Herkes Arap dünyasının bugünü ve yarını hakkında sorular sormaktadır. Cevap ise bugünü ve geleceği tahlil etmekte değil, geçmişte yatmaktadır. Geçmiş bugünden daha çok hissedilmektedir. Gelecek de Allah’ın elindedir ve halklarımız bunu bu şekilde kabul etmektedir. “Zikri biz indirdik, onu koruyacak olan da biziz” Bu ümmet risaletin kendileri için tamamlandığı en iyi ümmettir ve nübüvvet bu ümmet içinde son bulmuştur. Ortak tarihi sadece hatırlamakla ve ortak kökler bulmakla canlandıramayız.
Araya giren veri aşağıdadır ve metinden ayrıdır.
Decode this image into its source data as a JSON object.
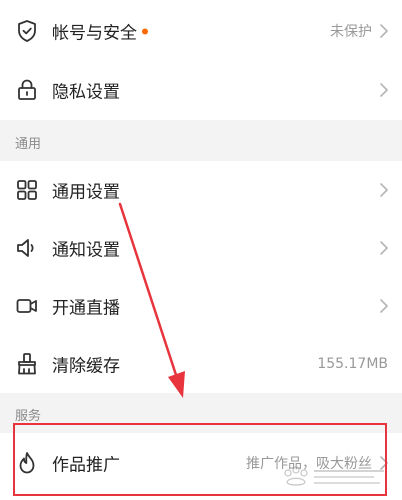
{
  "settings": {
    "account_security": {
      "label": "帐号与安全",
      "status": "未保护",
      "icon": "shield-check-icon",
      "dot_color": "#ff6a00"
    },
    "privacy": {
      "label": "隐私设置",
      "icon": "lock-icon"
    },
    "general_section": {
      "title": "通用"
    },
    "general_settings": {
      "label": "通用设置",
      "icon": "grid-icon"
    },
    "notification_settings": {
      "label": "通知设置",
      "icon": "speaker-icon"
    },
    "live_stream": {
      "label": "开通直播",
      "icon": "video-camera-icon"
    },
    "clear_cache": {
      "label": "清除缓存",
      "value": "155.17MB",
      "icon": "broom-icon"
    },
    "services_section": {
      "title": "服务"
    },
    "promotion": {
      "label": "作品推广",
      "value": "推广作品，吸大粉丝",
      "icon": "flame-icon"
    }
  },
  "annotation": {
    "box_color": "#e8343c",
    "arrow_color": "#e8343c"
  }
}
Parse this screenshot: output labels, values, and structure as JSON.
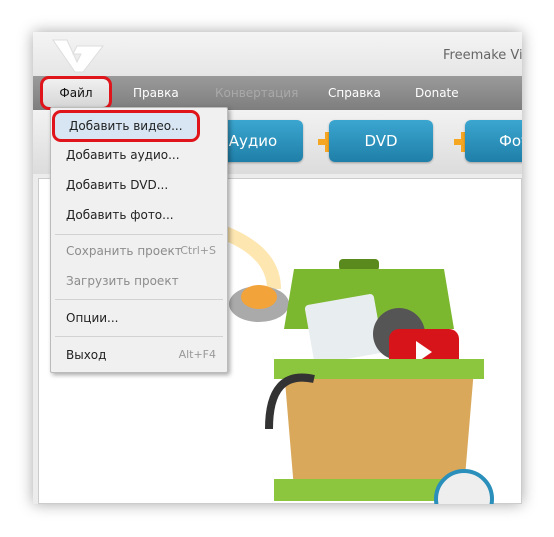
{
  "window": {
    "title": "Freemake Vic"
  },
  "menubar": [
    {
      "label": "Файл",
      "state": "highlighted"
    },
    {
      "label": "Правка"
    },
    {
      "label": "Конвертация",
      "disabled": true
    },
    {
      "label": "Справка"
    },
    {
      "label": "Donate"
    }
  ],
  "toolbar": [
    {
      "label": "Аудио",
      "icon": "plus-icon"
    },
    {
      "label": "DVD",
      "icon": "plus-icon"
    },
    {
      "label": "Фото",
      "icon": "plus-icon"
    }
  ],
  "file_menu": [
    {
      "label": "Добавить видео...",
      "highlighted": true
    },
    {
      "label": "Добавить аудио..."
    },
    {
      "label": "Добавить DVD..."
    },
    {
      "label": "Добавить фото..."
    },
    {
      "label": "Сохранить проект",
      "shortcut": "Ctrl+S",
      "disabled": true
    },
    {
      "label": "Загрузить проект",
      "disabled": true
    },
    {
      "label": "Опции..."
    },
    {
      "label": "Выход",
      "shortcut": "Alt+F4"
    }
  ],
  "colors": {
    "highlight": "#e0141b",
    "button": "#2a8fba",
    "plus": "#f5a623",
    "box": "#7cb82f"
  }
}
Bilakis tecziye tehlikesine karşı kendisini koruyan ortak kültürün temel esaslarına teveccüh etmemiz gerekir. İslami mezhepler her yerde vardır. Afrika’da Sunni, Şii, Ebazi, Dürzi, Ahmedi ve Asya’da Sunni, İmami ve İsmaili mezheplerinin birçok taraftarı vardır. Batıda ise farklı isimler altında fıkhi mezhepler vardır. Batı Arap ülkelerinde Maliki, Mısır’da Şafii, Irak’ta Hanifi ve Sudan’da Mehdeviye mezhepleri göze çarpmaktadır. Müslüman Alimler arasında hem Araplar hem de Acemler vardır. Kindi Arap’tı, Farabi Türk’tü, İbni Sina ve Razi İranlıydılar.
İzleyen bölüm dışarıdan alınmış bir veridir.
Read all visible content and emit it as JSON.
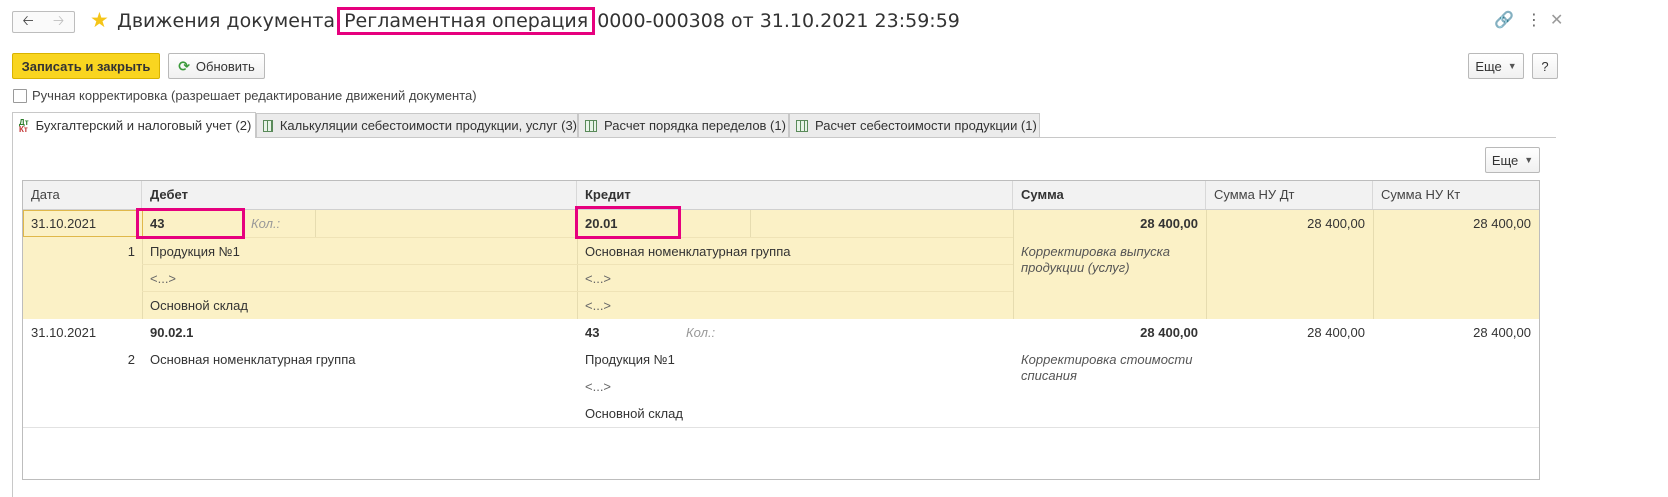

Tasavvuf ve irfan İslam ümmetini birleştiren bir faktördür. Ebu’l-Abbas el-Mersi ve Bedevi Mısır ile Mağrip. Abdulgani Nablusi Şam ile Mısır halkı, Nakşibendi Türkiye ile Orta Asya halkları arasında birlik köprüsü oldu. Keza Mevlevilik İran ve Batı, Ticanilik ve Mehdeviyelik Sudan ve Afrika halklarını birleştirdi. Ümmetin dağılmasından ve halkların güçsüz düşmesinden sonra zikir halkaları her yerde birlik ruhu meydana getirdi.

Kur’an, hadis, siyer ve fıkıh gibi nakli ilimler dini kültür mahlasıyla İslam dünyasının bütün kütüphanelerde ve mescitlerde ders programı olarak görmek mümkündür. 
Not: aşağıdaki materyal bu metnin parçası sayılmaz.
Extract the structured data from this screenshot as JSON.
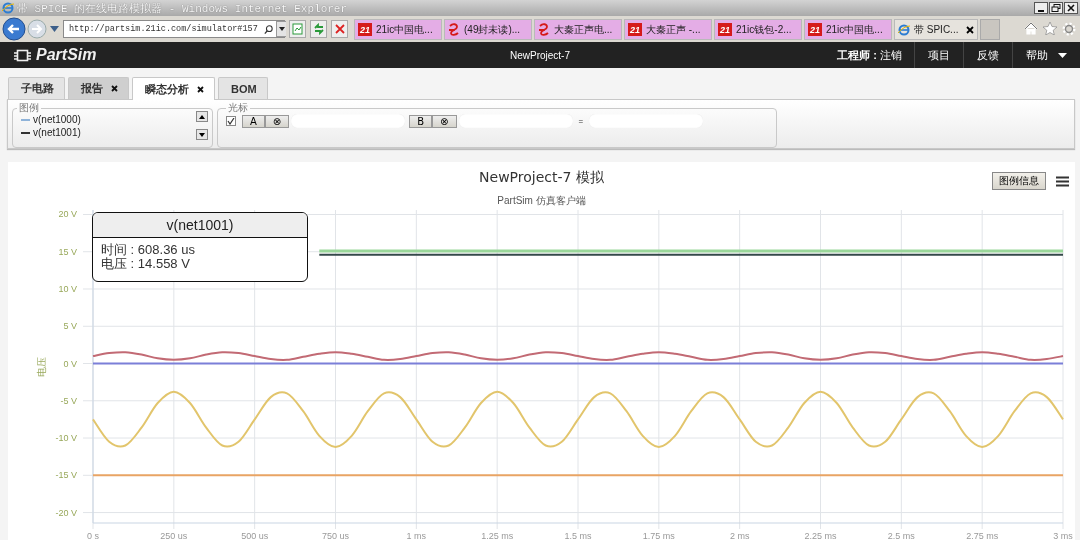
{
  "window": {
    "title": "带 SPICE 的在线电路模拟器 - Windows Internet Explorer"
  },
  "browser": {
    "address": "http://partsim.21ic.com/simulator#157",
    "tabs": [
      {
        "label": "21ic中国电...",
        "kind": "site21",
        "badge": "21",
        "selected": false
      },
      {
        "label": "(49封未读)...",
        "kind": "mail",
        "selected": false
      },
      {
        "label": "大秦正声电...",
        "kind": "mail",
        "selected": false
      },
      {
        "label": "大秦正声 -...",
        "kind": "site21",
        "badge": "21",
        "selected": false
      },
      {
        "label": "21ic钱包-2...",
        "kind": "site21",
        "badge": "21",
        "selected": false
      },
      {
        "label": "21ic中国电...",
        "kind": "site21",
        "badge": "21",
        "selected": false
      },
      {
        "label": "带 SPIC...",
        "kind": "ie",
        "selected": true
      }
    ]
  },
  "app": {
    "brand": "PartSim",
    "project": "NewProject-7",
    "user_label": "工程师 :",
    "logout": "注销",
    "menu": [
      {
        "label": "项目",
        "kind": "link"
      },
      {
        "label": "反馈",
        "kind": "link"
      },
      {
        "label": "帮助",
        "kind": "dropdown"
      }
    ]
  },
  "tabs": [
    {
      "label": "子电路",
      "closable": false,
      "selected": false
    },
    {
      "label": "报告",
      "closable": true,
      "selected": false
    },
    {
      "label": "瞬态分析",
      "closable": true,
      "selected": true
    },
    {
      "label": "BOM",
      "closable": false,
      "selected": false
    }
  ],
  "legend": {
    "title": "图例",
    "items": [
      {
        "name": "v(net1000)",
        "color": "#8fb3d9"
      },
      {
        "name": "v(net1001)",
        "color": "#333333"
      }
    ]
  },
  "cursor": {
    "title": "光标",
    "checked": true,
    "markers": [
      {
        "label": "A",
        "clear": "⊗"
      },
      {
        "label": "B",
        "clear": "⊗"
      }
    ],
    "equals": "="
  },
  "chart": {
    "legend_button": "图例信息",
    "subtitle": "PartSim 仿真客户端",
    "microsecond_tick_labels": [
      "250 us",
      "500 us",
      "750 us"
    ],
    "tooltip": {
      "title": "v(net1001)",
      "lines": [
        "时间 : 608.36 us",
        "电压 : 14.558 V"
      ]
    },
    "chart_data": {
      "type": "line",
      "title": "NewProject-7 模拟",
      "ylabel": "电压",
      "grid": true,
      "x": [
        0,
        0.05,
        0.1,
        0.15,
        0.2,
        0.25,
        0.3,
        0.35,
        0.4,
        0.45,
        0.5,
        0.55,
        0.6,
        0.65,
        0.7,
        0.75,
        0.8,
        0.85,
        0.9,
        0.95,
        1,
        1.05,
        1.1,
        1.15,
        1.2,
        1.25,
        1.3,
        1.35,
        1.4,
        1.45,
        1.5,
        1.55,
        1.6,
        1.65,
        1.7,
        1.75,
        1.8,
        1.85,
        1.9,
        1.95,
        2,
        2.05,
        2.1,
        2.15,
        2.2,
        2.25,
        2.3,
        2.35,
        2.4,
        2.45,
        2.5,
        2.55,
        2.6,
        2.65,
        2.7,
        2.75,
        2.8,
        2.85,
        2.9,
        2.95,
        3
      ],
      "series": [
        {
          "color": "#9ad79a",
          "values": [
            null,
            null,
            null,
            null,
            null,
            null,
            null,
            null,
            null,
            null,
            null,
            null,
            null,
            null,
            15.1,
            15.1,
            15.1,
            15.1,
            15.1,
            15.1,
            15.1,
            15.1,
            15.1,
            15.1,
            15.1,
            15.1,
            15.1,
            15.1,
            15.1,
            15.1,
            15.1,
            15.1,
            15.1,
            15.1,
            15.1,
            15.1,
            15.1,
            15.1,
            15.1,
            15.1,
            15.1,
            15.1,
            15.1,
            15.1,
            15.1,
            15.1,
            15.1,
            15.1,
            15.1,
            15.1,
            15.1,
            15.1,
            15.1,
            15.1,
            15.1,
            15.1,
            15.1,
            15.1,
            15.1,
            15.1,
            15.1
          ]
        },
        {
          "color": "#34494a",
          "values": [
            null,
            null,
            null,
            null,
            null,
            null,
            null,
            null,
            null,
            null,
            null,
            null,
            null,
            null,
            14.6,
            14.6,
            14.6,
            14.6,
            14.6,
            14.6,
            14.6,
            14.6,
            14.6,
            14.6,
            14.6,
            14.6,
            14.6,
            14.6,
            14.6,
            14.6,
            14.6,
            14.6,
            14.6,
            14.6,
            14.6,
            14.6,
            14.6,
            14.6,
            14.6,
            14.6,
            14.6,
            14.6,
            14.6,
            14.6,
            14.6,
            14.6,
            14.6,
            14.6,
            14.6,
            14.6,
            14.6,
            14.6,
            14.6,
            14.6,
            14.6,
            14.6,
            14.6,
            14.6,
            14.6,
            14.6,
            14.6
          ]
        },
        {
          "color": "#c26a74",
          "values": [
            1,
            1.4,
            1.5,
            1.2,
            0.7,
            0.5,
            0.7,
            1.2,
            1.5,
            1.4,
            1,
            0.6,
            0.5,
            0.9,
            1.3,
            1.5,
            1.3,
            0.9,
            0.5,
            0.6,
            1,
            1.4,
            1.5,
            1.2,
            0.7,
            0.5,
            0.7,
            1.2,
            1.5,
            1.4,
            1,
            0.6,
            0.5,
            0.9,
            1.3,
            1.5,
            1.3,
            0.9,
            0.5,
            0.6,
            1,
            1.4,
            1.5,
            1.2,
            0.7,
            0.5,
            0.7,
            1.2,
            1.5,
            1.4,
            1,
            0.6,
            0.5,
            0.9,
            1.3,
            1.5,
            1.3,
            0.9,
            0.5,
            0.6,
            1
          ]
        },
        {
          "color": "#7b7fd8",
          "values": [
            0,
            0,
            0,
            0,
            0,
            0,
            0,
            0,
            0,
            0,
            0,
            0,
            0,
            0,
            0,
            0,
            0,
            0,
            0,
            0,
            0,
            0,
            0,
            0,
            0,
            0,
            0,
            0,
            0,
            0,
            0,
            0,
            0,
            0,
            0,
            0,
            0,
            0,
            0,
            0,
            0,
            0,
            0,
            0,
            0,
            0,
            0,
            0,
            0,
            0,
            0,
            0,
            0,
            0,
            0,
            0,
            0,
            0,
            0,
            0,
            0
          ]
        },
        {
          "color": "#e2c56c",
          "values": [
            -7.5,
            -10.5,
            -11,
            -8.6,
            -5.3,
            -3.8,
            -5.3,
            -8.6,
            -11,
            -10.5,
            -7.5,
            -4.5,
            -4,
            -6.4,
            -9.7,
            -11.2,
            -9.7,
            -6.4,
            -4,
            -4.5,
            -7.5,
            -10.5,
            -11,
            -8.6,
            -5.3,
            -3.8,
            -5.3,
            -8.6,
            -11,
            -10.5,
            -7.5,
            -4.5,
            -4,
            -6.4,
            -9.7,
            -11.2,
            -9.7,
            -6.4,
            -4,
            -4.5,
            -7.5,
            -10.5,
            -11,
            -8.6,
            -5.3,
            -3.8,
            -5.3,
            -8.6,
            -11,
            -10.5,
            -7.5,
            -4.5,
            -4,
            -6.4,
            -9.7,
            -11.2,
            -9.7,
            -6.4,
            -4,
            -4.5,
            -7.5
          ]
        },
        {
          "color": "#e9a464",
          "values": [
            -15,
            -15,
            -15,
            -15,
            -15,
            -15,
            -15,
            -15,
            -15,
            -15,
            -15,
            -15,
            -15,
            -15,
            -15,
            -15,
            -15,
            -15,
            -15,
            -15,
            -15,
            -15,
            -15,
            -15,
            -15,
            -15,
            -15,
            -15,
            -15,
            -15,
            -15,
            -15,
            -15,
            -15,
            -15,
            -15,
            -15,
            -15,
            -15,
            -15,
            -15,
            -15,
            -15,
            -15,
            -15,
            -15,
            -15,
            -15,
            -15,
            -15,
            -15,
            -15,
            -15,
            -15,
            -15,
            -15,
            -15,
            -15,
            -15,
            -15,
            -15
          ]
        }
      ],
      "xlim": [
        0,
        3
      ],
      "ylim": [
        -21.4,
        20.6
      ],
      "xticks": [
        {
          "value": 0,
          "label": "0 s"
        },
        {
          "value": 1,
          "label": "1 ms"
        },
        {
          "value": 1.25,
          "label": "1.25 ms"
        },
        {
          "value": 1.5,
          "label": "1.5 ms"
        },
        {
          "value": 1.75,
          "label": "1.75 ms"
        },
        {
          "value": 2,
          "label": "2 ms"
        },
        {
          "value": 2.25,
          "label": "2.25 ms"
        },
        {
          "value": 2.5,
          "label": "2.5 ms"
        },
        {
          "value": 2.75,
          "label": "2.75 ms"
        },
        {
          "value": 3,
          "label": "3 ms"
        }
      ],
      "yticks": [
        {
          "value": 20,
          "label": "20 V"
        },
        {
          "value": 15,
          "label": "15 V"
        },
        {
          "value": 10,
          "label": "10 V"
        },
        {
          "value": 5,
          "label": "5 V"
        },
        {
          "value": 0,
          "label": "0 V"
        },
        {
          "value": -5,
          "label": "-5 V"
        },
        {
          "value": -10,
          "label": "-10 V"
        },
        {
          "value": -15,
          "label": "-15 V"
        },
        {
          "value": -20,
          "label": "-20 V"
        }
      ]
    }
  }
}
Akli ve tabii ilimler bugün bile ümmetin iftiharı olarak kabul görmektedir. Razi, Harezmi ve İbni Hayam İran’da, Hasan bin el-Heysem Mısır’da, Afıki Endülüs’te, el-Mirsad kitabının yazarı Uluğbek Semerkant’ta göze çarpan şahsiyetlerdir. Razi’nin, İbni Sina’nın, İbni Rüşt’ün ve İbni Bitar’ın tıbbı ve atarı ümmetin ortak ilmidir. Nitekim tefrikalar artıp topraklar birbirinden ayrıldıktan sonra ümmet ortak tarihi, kültürel ve ilmi yeniliklerine yöneldiler.

Ortak kültürün ilk kaynağı tevhittir ve tevhit de sadece bir itikat değildir. Bilakis İslam ümmetinin sloganıdır. Tevhit; bütün milletler, kültürler, ülkeler ve fırkalar arasında bir inançtır. Tevhid’in fertler, topluluklar, ülkeler, ümmetler ve bütün insanlık üzerinde etkisi vardır.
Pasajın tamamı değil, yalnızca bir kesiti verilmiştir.